Of course, sometimes there’s a good reason for the concern. Being risk averse isn’t a bad thing when there’s monies at stake. In 2018, Ottolenghi’s restaurant Rovi lost money when it was forced to close for a week. It had installed a new eco-friendly air-conditioning and ventilation systems that broke down and had to be replaced. Meanwhile the Henn-na Hotel in Japan faced chaos when it adopted robot technologies to greet guests and answer questions. Unfortunately, there were incidents where concierge robots woke snoring guests to ask them to repeat the question. Elsewhere front-desk robots were unable to copy passports from guests checking in. Unsurprisingly, the hotel removed most of its robot staff in response.
Bad press like that is easy to achieve, but that’s exactly why pushing out positive news is important. When a product is working well case studies, marketing, social media and PR can be used to spread information on its benefits. Though most brands shy away from publicising financial results, there’s no reason that testimonials and reviews can’t be used as product endorsements. Vendors should aim to work with their loyal customers to build a relationship strong enough that the customer feels confident to discuss the solutions in play.
Reluctance doesn’t sit solely with an operator.
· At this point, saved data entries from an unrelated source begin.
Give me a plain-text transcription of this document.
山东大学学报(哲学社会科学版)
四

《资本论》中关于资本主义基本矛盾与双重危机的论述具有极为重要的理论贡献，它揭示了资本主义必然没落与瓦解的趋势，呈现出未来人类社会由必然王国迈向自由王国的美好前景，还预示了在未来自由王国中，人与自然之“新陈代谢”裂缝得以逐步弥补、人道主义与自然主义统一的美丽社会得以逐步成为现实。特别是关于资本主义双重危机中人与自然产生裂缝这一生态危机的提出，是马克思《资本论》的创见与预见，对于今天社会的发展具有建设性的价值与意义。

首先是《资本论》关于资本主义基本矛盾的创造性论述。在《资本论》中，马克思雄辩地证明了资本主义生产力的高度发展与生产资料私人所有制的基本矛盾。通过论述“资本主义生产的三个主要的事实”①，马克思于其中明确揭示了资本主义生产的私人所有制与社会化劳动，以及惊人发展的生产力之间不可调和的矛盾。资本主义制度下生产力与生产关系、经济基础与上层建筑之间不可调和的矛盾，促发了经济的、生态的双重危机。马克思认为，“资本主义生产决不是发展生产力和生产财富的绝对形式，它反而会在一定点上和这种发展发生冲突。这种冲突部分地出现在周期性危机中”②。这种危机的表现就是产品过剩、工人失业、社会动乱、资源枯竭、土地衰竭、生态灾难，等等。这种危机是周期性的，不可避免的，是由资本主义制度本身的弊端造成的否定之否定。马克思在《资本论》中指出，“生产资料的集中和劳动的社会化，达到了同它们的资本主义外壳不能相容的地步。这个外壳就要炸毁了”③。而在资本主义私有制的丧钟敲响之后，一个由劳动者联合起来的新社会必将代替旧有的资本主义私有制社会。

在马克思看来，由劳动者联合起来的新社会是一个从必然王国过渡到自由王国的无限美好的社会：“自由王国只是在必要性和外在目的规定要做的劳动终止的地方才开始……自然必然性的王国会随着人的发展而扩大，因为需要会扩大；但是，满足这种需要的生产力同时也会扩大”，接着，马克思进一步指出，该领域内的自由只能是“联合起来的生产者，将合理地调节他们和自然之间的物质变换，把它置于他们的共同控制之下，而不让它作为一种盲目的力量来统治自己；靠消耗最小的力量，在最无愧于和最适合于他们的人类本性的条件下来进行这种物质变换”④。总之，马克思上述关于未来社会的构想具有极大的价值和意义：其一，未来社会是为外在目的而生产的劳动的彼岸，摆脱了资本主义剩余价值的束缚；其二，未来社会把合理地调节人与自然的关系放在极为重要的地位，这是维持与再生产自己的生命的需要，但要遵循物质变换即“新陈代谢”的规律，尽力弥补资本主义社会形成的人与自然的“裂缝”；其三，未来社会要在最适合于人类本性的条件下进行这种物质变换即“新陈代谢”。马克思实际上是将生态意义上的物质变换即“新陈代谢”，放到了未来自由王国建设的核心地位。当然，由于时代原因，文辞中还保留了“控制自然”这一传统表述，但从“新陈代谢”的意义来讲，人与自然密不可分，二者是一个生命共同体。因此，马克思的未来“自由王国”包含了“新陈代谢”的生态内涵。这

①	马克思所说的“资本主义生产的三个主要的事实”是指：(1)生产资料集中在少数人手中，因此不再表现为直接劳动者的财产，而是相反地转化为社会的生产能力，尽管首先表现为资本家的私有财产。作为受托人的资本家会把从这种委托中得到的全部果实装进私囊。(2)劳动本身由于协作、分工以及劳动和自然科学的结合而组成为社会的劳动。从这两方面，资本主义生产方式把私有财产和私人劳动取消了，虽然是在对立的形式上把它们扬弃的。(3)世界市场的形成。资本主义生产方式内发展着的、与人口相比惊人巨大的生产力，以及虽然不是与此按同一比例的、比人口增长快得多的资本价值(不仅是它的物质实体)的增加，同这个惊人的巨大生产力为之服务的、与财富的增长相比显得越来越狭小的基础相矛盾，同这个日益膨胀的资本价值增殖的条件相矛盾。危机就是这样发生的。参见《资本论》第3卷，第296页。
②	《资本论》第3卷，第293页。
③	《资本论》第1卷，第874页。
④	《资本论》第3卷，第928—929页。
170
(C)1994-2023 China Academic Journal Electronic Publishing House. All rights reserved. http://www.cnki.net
On the consumer side, new technologies are seen as exciting for humans while also prompting fears about its long-term impact. For many years, stories have circulated about robotics and automation taking away jobs from people. Meanwhile worries about security and fraud hover whenever a new digital payment method is introduced. The fact is, technology innovation will always provoke a spectrum of hopes and fears. That’s why it’s up to vendors, and the operators using new solutions, to optimise the user experience of the product, building trust and confidence.
Digital Ordering and the Future
Digital ordering and payment technologies exemplify this. Since the start of COVID-19, more and more suppliers have emerged into the market. It’s to be expected. There’s a clear need amongst brands for streamlined, contactless ordering and payment – and it pushes existing vendors to innovate further. But not every platform in the market is equal, some fall short in terms of functionality or ease of use. In other cases, the technology has potential, but the brand rolling out the solution does so before optimising content or properly strategising its use. In either case, the experience the brand and the consumer have of the solution is sub-optimal. The consumer is put off from using similar solutions again, and the brand becomes averse to using alternative solutions for fear of further negative experiences. Instead, both parties prefer to return to traditional ordering methods where they feel more comfortable.
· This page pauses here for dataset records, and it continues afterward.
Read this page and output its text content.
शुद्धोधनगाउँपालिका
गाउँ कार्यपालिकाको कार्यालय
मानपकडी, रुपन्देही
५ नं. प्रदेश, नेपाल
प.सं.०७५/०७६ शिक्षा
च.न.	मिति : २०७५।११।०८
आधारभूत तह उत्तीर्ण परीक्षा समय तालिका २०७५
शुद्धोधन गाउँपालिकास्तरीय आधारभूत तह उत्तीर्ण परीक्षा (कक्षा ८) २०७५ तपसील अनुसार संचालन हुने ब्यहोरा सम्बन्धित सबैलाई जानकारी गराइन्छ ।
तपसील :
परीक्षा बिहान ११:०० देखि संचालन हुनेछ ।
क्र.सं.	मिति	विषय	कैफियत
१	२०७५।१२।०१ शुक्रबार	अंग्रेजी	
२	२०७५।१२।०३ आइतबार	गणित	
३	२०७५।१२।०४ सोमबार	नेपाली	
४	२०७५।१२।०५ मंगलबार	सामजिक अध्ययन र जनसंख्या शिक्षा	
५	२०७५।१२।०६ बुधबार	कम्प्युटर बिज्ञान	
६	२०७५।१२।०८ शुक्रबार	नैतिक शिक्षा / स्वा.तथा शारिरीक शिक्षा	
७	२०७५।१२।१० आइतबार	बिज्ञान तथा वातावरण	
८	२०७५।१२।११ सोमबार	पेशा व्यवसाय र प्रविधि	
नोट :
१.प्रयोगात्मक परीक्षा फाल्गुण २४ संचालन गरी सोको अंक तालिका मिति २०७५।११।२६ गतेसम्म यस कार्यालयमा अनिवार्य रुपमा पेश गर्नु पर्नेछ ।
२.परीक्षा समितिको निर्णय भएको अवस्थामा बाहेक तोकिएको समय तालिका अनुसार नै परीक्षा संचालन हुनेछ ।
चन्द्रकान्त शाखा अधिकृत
The potential for digital technologies in the restaurant and hospitality space is enormous. Especially so in areas where automation can solve bottlenecks in production, improve efficiency and drive profits/cut waste. However, continued development, nor the benefit of any new technology is neither automatic nor guaranteed. When technologies emerge, we need to give confidence to early adopters. We need competition to drive innovation forward and we need conversations and evidence that can be shared to convince dubious operators and customers to invest their attention and money. The results could be transformative, and a decade from now, we could be looking back at a very different industry.